Onur Öymen, pandoranın kutusunu açtı

Devlet partisi CHP’nin Genel Başkan Yardımcısı Onur Öymen’in sırf açılıma muhalefet etmek amacıyla “Şeyh Sait isyanında analar ağlamadı mı? Dersim isyanında analar ağlamadı mı?” şeklinde konuşması pandoranın kutusunu açtı. Kemalist zihniyetin halka karşı egemenliğini kabul ettirmek amacıyla uyguladığı şiddet politikalarının dehşetengiz sonuçlarından biri olan Dersim katliamı, sistemin mantığını anlamak için de bir yüzleşme imkanı sağlayabilir. Dersim’e yapılan harekâtlar, Alevi halkını imha etmeyi amaçlamıştır. Tektipleştirmeyi ve devlet otoritesini tesis etmeye çalışan egemenler bu uğurda Alevileri mağaralara doldurup zehirli gaz kullanmaktan dahi çekinmemişlerdir. İhsan Sabri Çağlayangil, olayları anlatırken “Mağaralara iltica etmişlerdi. Ordu zehirli gaz kullandı. Mağaraların kapısının içinden. Bunları fare gibi zehirledi. Yediden yetmişe o Dersim Kürtlerini kestiler. Kanlı bir hareket oldu. Dersim davası da bitti. Hükümet otoritesi de köye ve Dersim’e girdi. Dersim böyle bitti.” sözleri yaşanan dramın boyutlarını ortaya koymaktadır.

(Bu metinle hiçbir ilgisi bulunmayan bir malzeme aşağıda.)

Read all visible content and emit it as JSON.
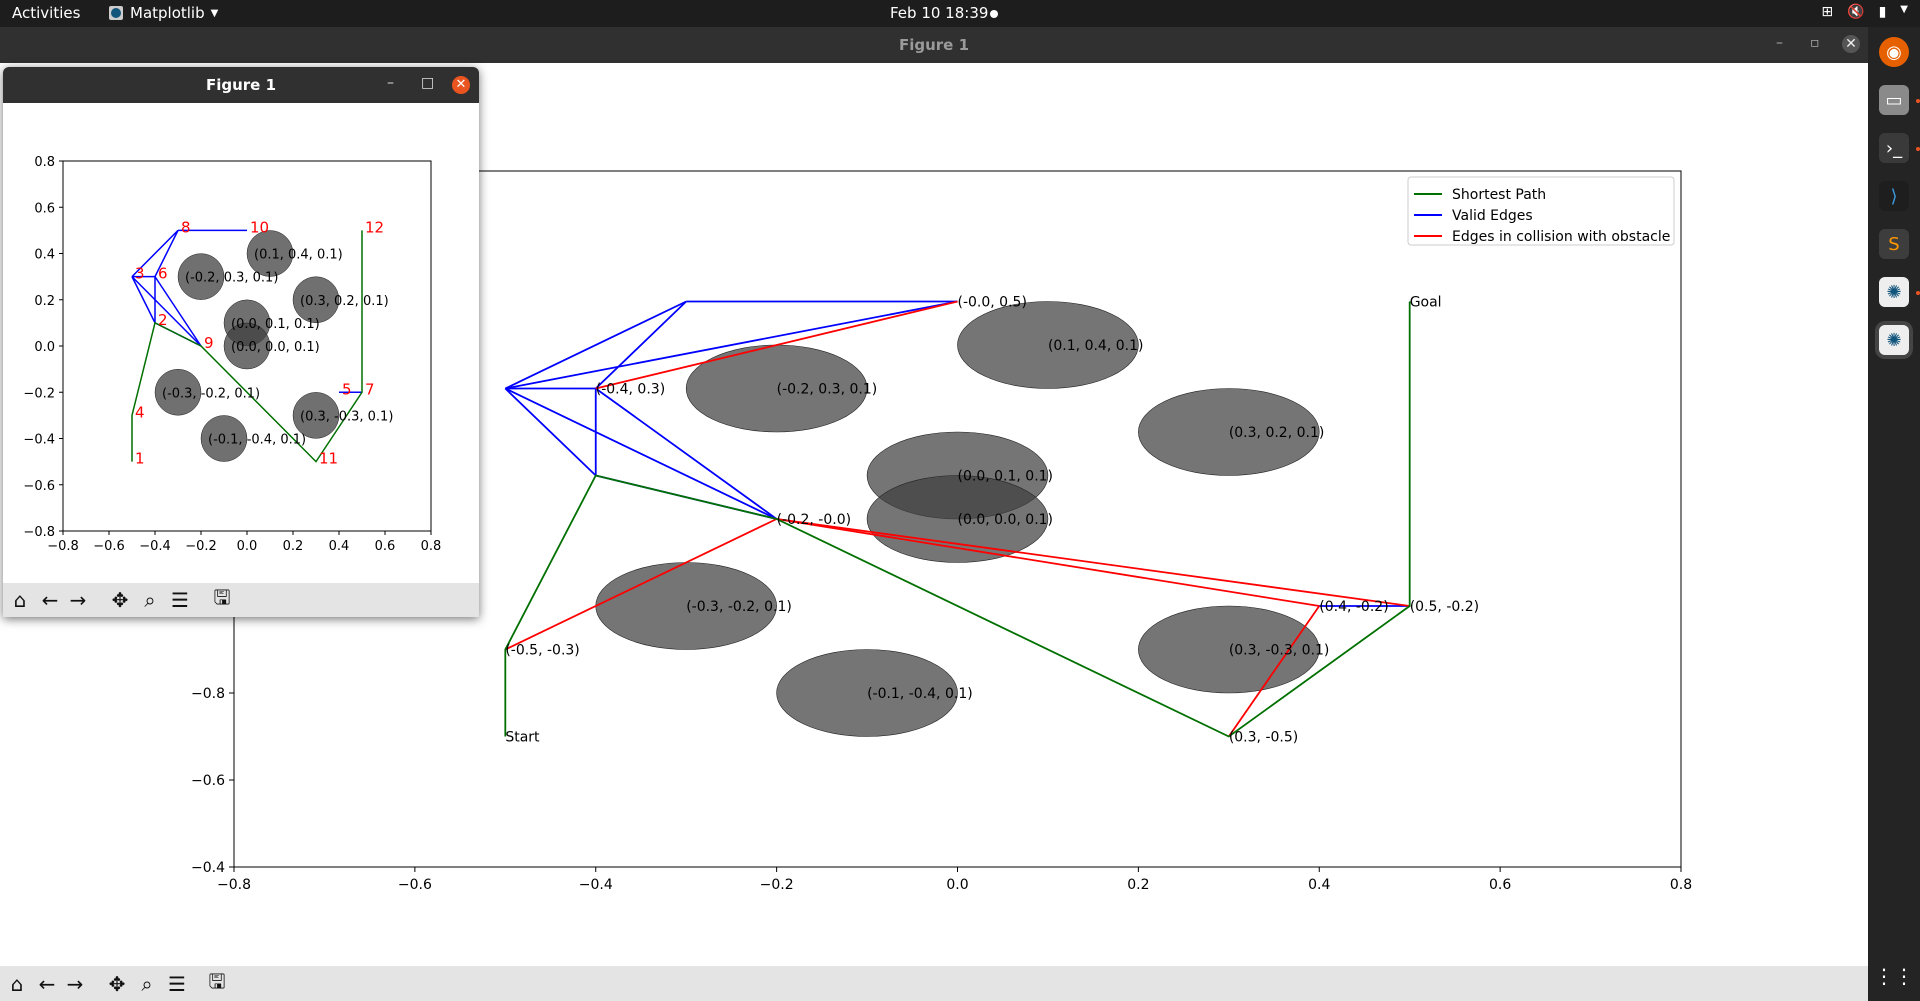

Havalardan yağdırılan bombalarda Sabiha Gökçen’in imzasının da bulunması ise yaşananların boyutlarını ve sorumlularını görme açısından ayrı bir değer taşımaktadır.

Dersim’de yapılan katliamda binlerce Alevi hayatını kaybetti. Binlercesi sürgün edildi. CHP’li Öymen’in sözleri her ne kadar Kemalizm’in faşizan yönünü ortaya koysa da, uygulanan katliam politikaları dolayısıyla bugüne kadar herhangi bir sahici yüzleşme gerçekleşmiş değil.

Şimdi, bu konuyu da konuşma zamanı. Dersim’de yaşananlar, hem Alevi halkının hem de Türkiye’nin insanlarının Kemalizm’le bir kez daha hesaplaşmasına kapı aralamalıdır.